I lean in, our lips inches apart.
“Only if you’re coming,” I whisper.
She stares up at me with this wild look in her eyes that’s equal parts fury and want.
I let my hands slide to her waist and smile when she doesn’t stop me.
“Do you know how beautiful you are?” I ask.
“Do you know how insufferable you are?” she fires back, breathless.
There’s that word again. Insufferable. Doesn’t necessarily mean bad, does it? Judging by the way she’s looking at me right now, it doesn’t.
“I was scared,” I admit, quieter now.
“Scared of what?” She frowns.
“That you wouldn’t want the real person behind the mask.”
“Why?” Her mouth parts slightly.
“Because I’m not exactly the guy people fall in love with, Melody.”
The breeze shifts, carrying a curl across her face. I reach out, gently tucking it behind her ear.
“It takes one Google search to see all the shit written about me online.”
“It’s just gossip, Jace,” she says quickly.
“It’s the truth,” I counter. “Every fuck-up I’ve made, printed in black and white. Suspensions. Ejections. Drunk videos. Bar fights. Women I’ve…” I pause, shaking my head. “It’s all still floating around. And I knew the second you saw it, you’d think that’s who I am.”

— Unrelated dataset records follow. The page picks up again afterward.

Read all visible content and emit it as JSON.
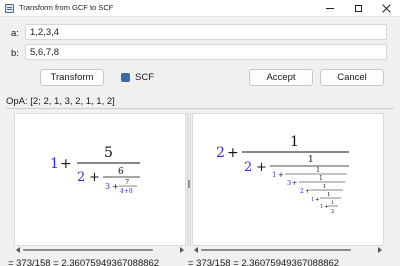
{
  "window": {
    "title": "Transform from GCF to SCF",
    "icon": "app-window-icon",
    "controls": {
      "minimize": "minimize-icon",
      "maximize": "maximize-icon",
      "close": "close-icon"
    }
  },
  "fields": {
    "a": {
      "label": "a:",
      "value": "1,2,3,4"
    },
    "b": {
      "label": "b:",
      "value": "5,6,7,8"
    }
  },
  "toolbar": {
    "transform_label": "Transform",
    "scf_label": "SCF",
    "scf_checked": true,
    "accept_label": "Accept",
    "cancel_label": "Cancel"
  },
  "opa": {
    "text": "OpA: [2; 2, 1, 3, 2, 1, 1, 2]"
  },
  "left_panel": {
    "t1": "1",
    "plus1": "+",
    "num1": "5",
    "t2": "2",
    "plus2": "+",
    "num2": "6",
    "t3": "3",
    "plus3": "+",
    "num3": "7",
    "den3": "4+8"
  },
  "right_panel": {
    "a0": "2",
    "n0": "1",
    "a1": "2",
    "n1": "1",
    "a2": "1",
    "n2": "1",
    "a3": "3",
    "n3": "1",
    "a4": "2",
    "n4": "1",
    "a5": "1",
    "n5": "1",
    "a6": "1",
    "n6": "1",
    "a7": "2",
    "plus": "+"
  },
  "results": {
    "left": "= 373/158 = 2.36075949367088862",
    "right": "= 373/158 = 2.36075949367088862"
  },
  "colors": {
    "accent": "#3b6aa8",
    "math_blue": "#2c2cd8",
    "math_black": "#111111"
  }
}
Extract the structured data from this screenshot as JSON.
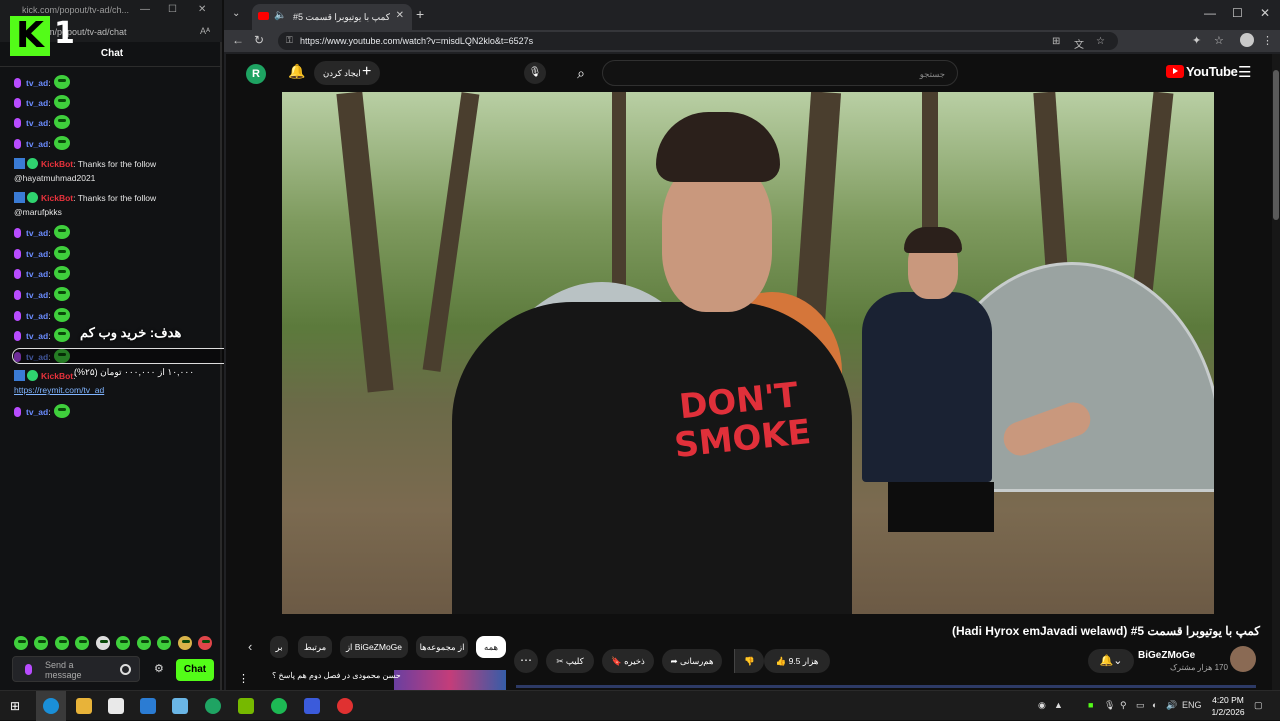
{
  "chat_window": {
    "titlebar_url": "kick.com/popout/tv-ad/ch...",
    "url": "om/popout/tv-ad/chat",
    "logo_letter": "K",
    "logo_number": "1",
    "header": "Chat",
    "messages": [
      {
        "user": "tv_ad",
        "text": ":"
      },
      {
        "user": "tv_ad",
        "text": ":"
      },
      {
        "user": "tv_ad",
        "text": ":"
      },
      {
        "user": "tv_ad",
        "text": ":"
      },
      {
        "user": "KickBot",
        "text": ": Thanks for the follow",
        "line2": "@hayatmuhmad2021"
      },
      {
        "user": "KickBot",
        "text": ": Thanks for the follow",
        "line2": "@marufpkks"
      },
      {
        "user": "tv_ad",
        "text": ":"
      },
      {
        "user": "tv_ad",
        "text": ":"
      },
      {
        "user": "tv_ad",
        "text": ":"
      },
      {
        "user": "tv_ad",
        "text": ":"
      },
      {
        "user": "tv_ad",
        "text": ":"
      },
      {
        "user": "tv_ad",
        "text": ":"
      },
      {
        "user": "tv_ad",
        "text": ":"
      },
      {
        "user": "KickBot",
        "text": ":",
        "line2": "https://reymit.com/tv_ad"
      },
      {
        "user": "tv_ad",
        "text": ":"
      }
    ],
    "goal_title": "هدف: خرید وب کم",
    "goal_percent": "%۰",
    "goal_progress": 0,
    "goal_amount": "۱۰,۰۰۰ از ۰۰۰,۰۰۰ تومان (۲۵%)",
    "input_placeholder": "Send a message",
    "send_label": "Chat"
  },
  "browser": {
    "tab_title": "کمپ با یوتیوبرا قسمت 5#",
    "url": "https://www.youtube.com/watch?v=misdLQN2klo&t=6527s"
  },
  "youtube": {
    "avatar_letter": "R",
    "create_label": "ایجاد کردن",
    "search_placeholder": "جستجو",
    "logo_text": "YouTube",
    "video_title": "کمپ با یوتیوبرا قسمت 5#  (Hadi Hyrox emJavadi welawd)",
    "channel_name": "BiGeZMoGe",
    "channel_subs": "170 هزار مشترک",
    "likes_label": "9.5 هزار",
    "share_label": "هم‌رسانی",
    "save_label": "ذخیره",
    "clip_label": "کلیپ",
    "chips": [
      {
        "label": "همه",
        "active": true
      },
      {
        "label": "از مجموعه‌ها",
        "active": false
      },
      {
        "label": "از BiGeZMoGe",
        "active": false
      },
      {
        "label": "مرتبط",
        "active": false
      },
      {
        "label": "بر",
        "active": false
      }
    ],
    "up_next_title": "حسن محمودی در فصل دوم هم پاسخ ؟"
  },
  "taskbar": {
    "lang": "ENG",
    "time": "4:20 PM",
    "date": "1/2/2026"
  },
  "colors": {
    "kick_green": "#53fc18",
    "youtube_red": "#ff0000",
    "bot_red": "#e8323c",
    "user_blue": "#6b8cff"
  }
}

Her eyes stay locked on mine, searching.
“I wanted you to know me first. Really know me. Not the headlines. Not the name on a jersey. Just... me. Even faceless, you still didn’t want me outside of the little fantasy we created. Every time I asked for your name, you told me anonymity was better. That it made things easier.”
I lean in slightly, watching her face.
“The truth is, the world doesn’t see me as a real person. Not the fans. Not the women. Not the paparazzi hoping I’ll screw up again for a headline. And yeah, I get it—poor hockey player with fame and money, right?”